Professional ratings
Review scores
| Source | Rating |
| AllMusic | Star |
| The Encyclopedia of Popular Music | Star |
| MusicHound Rock: The Essential Album Guide | Star |
| The Rolling Stone Album Guide | Star |

==Critical reception==
AllMusic critic Mike DeGagne wrote that "it's Frey's perfectly guided vocals and impeccable talent for crafting laid-back love songs that make[s] the album noteworthy ... With Frey's own production assistance, No Fun Aloud stands up as a modest debut album." The Rolling Stone Album Guide called No Fun Aloud "a predictably slick solo debut in [Frey's] old band's party-boy mode." The Globe and Mail called it "remarkably uninspired and joyless," writing that "by and large, the songs are of the John David Souther school of no-melody dirge—the type of thing that gives California music a bad name." The New York Times deemed it "an agreeable, well-crafted little record."

==Track listing==
All songs by Glenn Frey and Jack Tempchin, except where noted.

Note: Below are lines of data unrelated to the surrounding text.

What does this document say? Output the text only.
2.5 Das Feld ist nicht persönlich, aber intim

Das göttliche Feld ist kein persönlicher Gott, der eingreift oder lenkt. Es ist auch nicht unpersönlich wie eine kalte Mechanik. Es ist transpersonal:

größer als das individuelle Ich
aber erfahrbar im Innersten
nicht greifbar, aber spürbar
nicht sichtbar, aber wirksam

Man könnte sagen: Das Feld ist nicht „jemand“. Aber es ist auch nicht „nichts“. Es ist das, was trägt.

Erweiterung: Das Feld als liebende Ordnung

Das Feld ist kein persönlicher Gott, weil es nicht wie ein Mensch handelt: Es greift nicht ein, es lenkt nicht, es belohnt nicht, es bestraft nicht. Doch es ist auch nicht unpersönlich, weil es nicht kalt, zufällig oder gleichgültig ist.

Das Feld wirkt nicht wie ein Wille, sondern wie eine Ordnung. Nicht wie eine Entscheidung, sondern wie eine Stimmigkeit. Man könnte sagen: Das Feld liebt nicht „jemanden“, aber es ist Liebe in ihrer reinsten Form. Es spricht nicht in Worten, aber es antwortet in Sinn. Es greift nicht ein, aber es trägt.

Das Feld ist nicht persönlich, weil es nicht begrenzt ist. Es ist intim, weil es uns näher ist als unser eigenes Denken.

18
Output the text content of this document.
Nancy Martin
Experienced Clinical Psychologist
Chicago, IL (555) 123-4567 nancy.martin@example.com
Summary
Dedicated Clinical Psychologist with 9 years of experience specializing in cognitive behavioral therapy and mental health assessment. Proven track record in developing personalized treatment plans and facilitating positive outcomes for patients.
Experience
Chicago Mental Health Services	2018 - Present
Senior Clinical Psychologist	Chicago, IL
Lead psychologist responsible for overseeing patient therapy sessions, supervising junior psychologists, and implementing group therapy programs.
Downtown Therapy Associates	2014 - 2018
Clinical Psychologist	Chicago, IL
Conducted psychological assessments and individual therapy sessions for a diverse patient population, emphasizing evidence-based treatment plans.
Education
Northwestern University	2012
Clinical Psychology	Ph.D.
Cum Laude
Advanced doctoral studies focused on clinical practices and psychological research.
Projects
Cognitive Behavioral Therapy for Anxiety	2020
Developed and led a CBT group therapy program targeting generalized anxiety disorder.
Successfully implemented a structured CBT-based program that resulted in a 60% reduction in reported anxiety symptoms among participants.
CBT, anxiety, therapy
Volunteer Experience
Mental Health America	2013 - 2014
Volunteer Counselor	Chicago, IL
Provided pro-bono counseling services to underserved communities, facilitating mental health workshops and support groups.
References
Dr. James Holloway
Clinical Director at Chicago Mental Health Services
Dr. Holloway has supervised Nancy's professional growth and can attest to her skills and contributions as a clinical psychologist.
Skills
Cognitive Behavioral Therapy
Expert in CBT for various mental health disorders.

| No. | Title | Writer(s) | Length |
|---|---|---|---|
| 1. | "I Found Somebody" |  | 4:05 |
| 2. | "The One You Love" |  | 4:34 |
| 3. | "Partytown" |  | 2:57 |
| 4. | "I Volunteer" | Jack Tempchin, Bill Bodine | 4:06 |
| 5. | "I've Been Born Again" | Don Davis, James Dean | 4:36 |
| 6. | "Sea Cruise" | Huey "Piano" Smith, Johnny Vincent | 2:36 |
| 7. | "That Girl" | Glenn Frey, Bob Seger | 3:41 |
| 8. | "All Those Lies" | Glenn Frey | 4:43 |
| 9. | "She Can't Let Go" |  | 3:11 |
| 10. | "Don't Give Up" |  | 4:48 |
| Total length: |  |  | 39:21 |

== Personnel ==

- Glenn Frey – vocals, organ (1), lead guitar (1, 3, 4, 8), electric piano (2, 5, 7, 8), guitars (2, 5, 10), bass (2), drums (2), acoustic piano (3), backing vocals (4, 10), all other instruments (9), clavinet (10), synthesizers (10)
- David "Hawk" Wolinski – synthesizers (1, 10), organ (4, 6–8)
- Clayton Ivey – acoustic piano (6)
- Allan Blazek – additional keyboards (10)
- Josh Leo – guitars (1, 3)
- Danny Kortchmar – guitars (4)
- Duncan Cameron – electric guitar (6–8)
- Wayne Perkins – acoustic guitar (7)
- Bryan Garofalo – bass (1)
- Bob Glaub – bass (3, 5, 10)
- Roberto Piñón – bass (4)
- David Hood – bass (6–8)
- Michael Huey – drums (1, 3, 4, 10)
- John Robinson – drums (5)
- Roger Hawkins – drums (6–8), bells (7, 8)
- Steve Forman – percussion (5, 9)
- Al Garth – tenor saxophone (1)
- Jim Horn – saxophone (2)
- Ernie Watts – saxophone (2)
- Ronnie Eades – saxophone (6)
- Harvey Thompson – saxophone (6)
- Jim Ed Norman – string arrangements (2, 7)
- Marcy Levy – backing vocals (4)
- Bill Champlin – backing vocals (4)
- Tom Kelly – backing vocals (4)
- Julia Tillman Waters – backing vocals (8, 10)
- Maxine Waters Willard – backing vocals (8, 10)
- Oren Waters – backing vocals (8, 10)

The Heart Attack Horns on "I've Been Born Again"
- Jim Coile – alto saxophone
- Greg Smith – baritone saxophone
- Bill Bergman – tenor saxophone
- John Berry Jr. – trumpet
- Lee Thornburg – trumpet, horn arrangements
- Jim Ed Norman – horn arrangements

The Monstertones on "Partytown"
- Irving Azoff (Urban Azoff)
- Ray Blair (Ollie Blair)
- Allan Blazek (Leon Blazek)
- Jimmy Buffett (Freddy Buffett)
- Peter Fleming
- Glenn Frey (Duane Monstertone)
- Hugh Gotteny
- Jingles Squirrel Heart
- Tom Kelly (Tommy Obnozzio)
- Marion Kinde
- John McEnroe
- Peter Rennert
- Larry Solters (Pee Wee Solters)
- Jack Tempchin (Floyd Tempchin)
- Buckley Wideface

== Production ==
- Jim Ed Norman – producer
- Glenn Frey – producer, assistant engineer, concept
- Allan Blazek – producer, engineer, mixing, concept
- Steve Melton – engineer
- Ray Blair – assistant engineer
- George Gomez – assistant engineer
- Ben King – assistant engineer
- Mary Beth McLemore – assistant engineer
- Jay Parti – assistant engineer
- Jeff Adamoff – art direction, design
- Jim Shea – photography
- Irving Azoff for Front Line Management – direction

==Charts==

| Chart (1982) | Peak position |
|---|---|
| Australian Albums (Kent Music Report) | 44 |
| Dutch Albums (Album Top 100) | 34 |
| Swedish Albums (Sverigetopplistan) | 39 |
| US Billboard 200 | 32 |

==Certifications==

| Region | Certification | Certified units/sales |
| United States (RIAA) | Gold | 500,000^{^} |
^{^} Shipments figures based on certification alone.